The 3.4 million small businesses in California that employ more than half the state’s workforce could be facing a health insurance tax per the Patient Protection and Affordable Care Act. On Tuesday Congressman Jeff Denham left Washington to make a local appearance and address small business owners’ concerns regarding the tax at the Modesto Chamber of Commerce, an event hosted by the Stop the HIT coalition.
The Stop the HIT coalition is a broad based group of national small business owners, employees, as well as self-employed individuals, looking to repeal the health insurance tax provision of the Patient Protection and Affordable Care Act.
“The health insurance tax, or HIT, represents a real threat to California small businesses,” said Denham, a co-sponsor of the bipartisan Small Business and Family Relief Act which proposes to delay the health insurance act for two years. “Small businesses are essential for a strong economy... At the very least, small businesses need time and space to prepare for the HIT.”

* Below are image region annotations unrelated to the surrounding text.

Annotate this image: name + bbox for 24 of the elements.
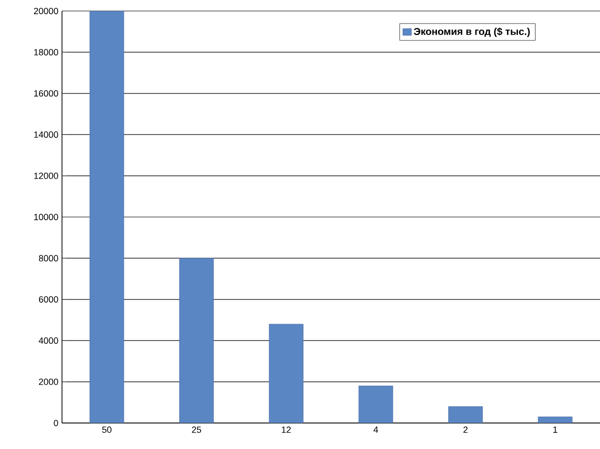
bar	[358, 386, 394, 423]
y-tick-label: 8000	[38, 255, 58, 262]
legend-label: Экономия в год ($ тыс.)	[414, 28, 530, 37]
x-tick-label: 25	[192, 426, 202, 433]
x-tick-label: 2	[463, 426, 468, 433]
y-tick-label: 0	[54, 420, 58, 426]
y-tick-label: 14000	[34, 131, 58, 138]
x-tick-label: 1	[553, 426, 558, 433]
y-tick-label: 12000	[34, 172, 58, 179]
y-tick-label: 18000	[34, 49, 58, 56]
y-tick-label: 10000	[34, 214, 58, 220]
y-tick-label: 2000	[38, 378, 58, 385]
bar	[179, 258, 214, 423]
y-tick-label: 20000	[34, 8, 58, 14]
bar	[90, 10, 124, 423]
y-tick-label: 4000	[38, 337, 58, 344]
bar	[448, 406, 483, 423]
y-tick-label: 16000	[34, 90, 58, 97]
y-tick-label: 6000	[38, 296, 58, 303]
bar	[538, 416, 572, 423]
x-tick-label: 12	[282, 426, 291, 433]
x-tick-label: 4	[374, 426, 378, 433]
bar	[268, 324, 304, 423]
x-tick-label: 50	[102, 426, 112, 433]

“The uncertainty surrounding the health insurance tax makes it virtually impossible to prepare for these new added health care costs,” added John Duarte, president of Duarte Nursery in Hughson.
Under the law, the health insurance tax is slated to be imposed on the “fully insured market” where 88 percent of small business owners purchase their health coverage.
The tax will raise the cost of health insurance premiums for families by approximately $5,000 over the next decade, according to an analysis by Douglas Holtz-Eakin, former Congressional Budget Office director and president of the policy institute American Action Forum. The National Federation of Independent Business Research Foundation’s analysis also found that the health insurance tax could jeopardize up to 23,000 jobs in California by 2023, as well as reduce the gross domestic product by almost $4 billion.
Denham is also a co-sponsor of the Jobs and Premium Protection Act which would repeal the health insurance tax.
"We must do everything we can to ensure that Washington is not adding new burdens that will only stifle growth and threaten jobs,” said Denham.